Nennen wir diese Zeit eine Pionierzeit. Sie hat sich gelohnt. Ohne ihren Leistungsnachweis – um es bürokratisch auszudrücken – hätte sich der Freistaat Bayern wohl kaum entschlossen, dieses moderne Institut zu bauen, um das uns nicht nur manche Bundesländer, sondern auch ausländische Musikinstitute beneiden. Im Übrigen darf ich bei dieser Gelegenheit mit Vergnügen feststellen, dass eine ganze Reihe ehemaliger Studierender aus eben dieser Zeit dem Lehrkörper angehören.

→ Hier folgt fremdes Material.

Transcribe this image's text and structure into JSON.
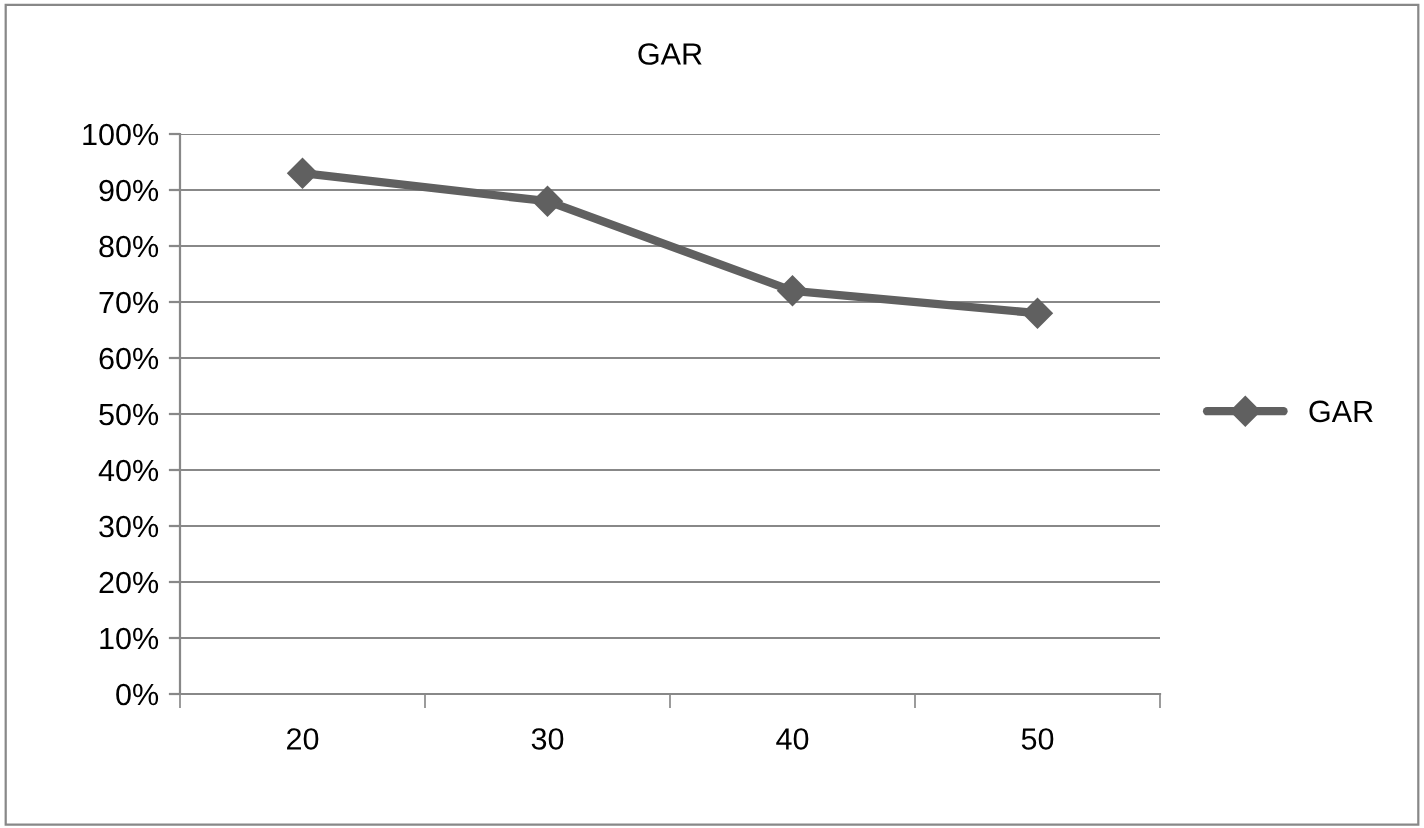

Es wäre nicht verzeihlich, würde der Chronist nur die hellen Seiten des Almanachs der Reminiszenzen aufschlagen. Nachdenklich sah ich im Jahresbericht 1953/54 eine Gruppenaufnahme von Lehrkörper und Verwaltung, auf der Treppe zu der so schönen Terrasse vor der Villa Völk aufgenommen, an: neun der im Bild Festgehaltenen weilen, um in der Vorstellungswelt jener 1954 aufgeführten „Eurydice“ zu bleiben, im Schattenreich. Vergessen wir nicht ihr Andenken.
Vor einiger Zeit ging ich an der Stätte der eben erzählten Zeit vorbei. Das Haus ist völlig niedergelegt. Nur der Park erinnert an diese Zeit, die, im Spiegel des gewiss nicht zweckmäßigen Hauses, idyllisch, romantisch und – liebenswert war."
Nachbemerkung: Dr. Roland Häfner (1903-1994) hatte 1925-1929 an der Akademie der Tonkunst München Klavier und Komposition (Reifeprüfung 1929) und anschließend Musikwissenschaft an der Universität München studiert, wo er 1935 zum Dr. phil. promoviert wurde. Er kam 1948 als Dozent für Musikgeschichte und Musiktheorie sowie als Leiter des Privatmusiklehrerseminars an das Staatskonservatorium. 1951 wurde er zum Studienprofessor ernannt, 1964 zum Oberstudienrat und 1966 zum Gymnasialprofessor. Ab 1965 war er Stellvertreter von Hanns Reinartz als Direktor. 1969 trat er in den Ruhestand. Seine "Reminiszenzen" sind nicht datiert; sie entstanden vielleicht zu dieser Zeit - auf jeden Fall nach dem Umzug in den Neubau im Herbst 1963 und der Eröffnung des Konzertsaals drei Jahre später, aber vor dem Beginn der Errichtung des Gebäudes des Sportzentrums der Julius-Maximilians-Universität Würzburg auf dem Grundstück der Villa Völk ab 1973.